Queer Film Night
Tomboy
Exquisitely performed exploration of gender identity and early age difficulties of being transgender and young in the background of childhood play and love. With introduction by Asten Holmes-Elliott.
Director: Celine Sciamma
Cast includes: Zoe Heran
Includes introduction from Asten Holmes-Elliott
82 mins / 2011 / France, subtitles
Celine Sciamma's 2nd feature made non-conforming gender identity its subject long before many others. Featuring an excellent and stunning performance by Zoé Héran, Tomboy is a film that needs to be seen by as many people as possible.
Moving into a new neighborhood, and a 10-year-old born Laure deliberately presents as a boy named Mickäel to the neighbourhood children. It is heavily implied that Mickäel is a closeted transgender boy. This film follows his experiences with his newfound friends, his potential love interest, Lisa, his younger sister and his parents.
It focuses in on the significance of gender identity in social interaction from an early age, the difficulties of being transgender and young, and how Mickäel navigates these in the background of childhood play and love. Exquisite performances from her child actors, this queer classic still feels strikingly fresh and uncontrived.

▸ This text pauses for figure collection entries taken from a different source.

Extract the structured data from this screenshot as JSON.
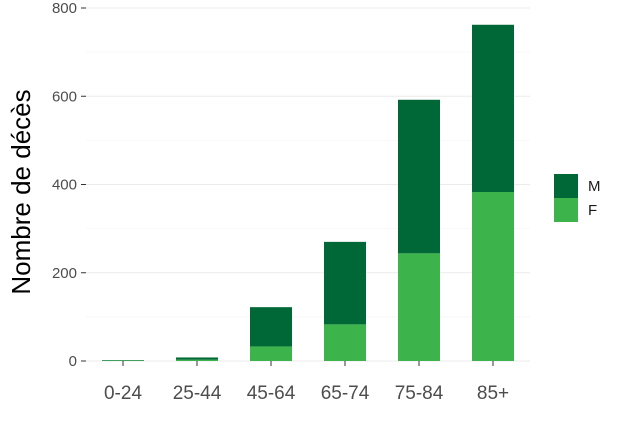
{
  "chart_data": {
    "type": "bar",
    "stacked": true,
    "categories": [
      "0-24",
      "25-44",
      "45-64",
      "65-74",
      "75-84",
      "85+"
    ],
    "series": [
      {
        "name": "F",
        "color": "#3cb44b",
        "values": [
          1,
          3,
          33,
          83,
          244,
          383
        ]
      },
      {
        "name": "M",
        "color": "#006837",
        "values": [
          1,
          5,
          89,
          187,
          348,
          379
        ]
      }
    ],
    "totals": [
      2,
      8,
      122,
      270,
      592,
      762
    ],
    "xlabel": "",
    "ylabel": "Nombre de décès",
    "ylim": [
      0,
      800
    ],
    "yticks": [
      0,
      200,
      400,
      600,
      800
    ],
    "grid": true,
    "legend": {
      "position": "right",
      "order": [
        "M",
        "F"
      ]
    }
  }
}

"One of the great films made by adults for adults about children" - Little White Lies
Queer Film Night is a monthly film night exploring LGBTQ+ themes and stories on film. Curated by Peccadillo Pictures, one of the UK's most recognised distributors of LGBT & World Cinema titles.
About Asten Holmes-Elliot
Asten Holmes-Elliot has chosen tonight's film and will introduce the screening. Asten Holmes-Elliot is an artist and filmmaker whose work examines ideas of identity, otherness and belonging. They use a variety of mediums including illustration, painting, photography and filmmaking to research, archive and historicise fringe communities and resist their erasure and exclusion. Asten is also a Board member of Scottish Queer International Film Festival, ScotsQueerFilm and Lock Up Your Daughers Magazine.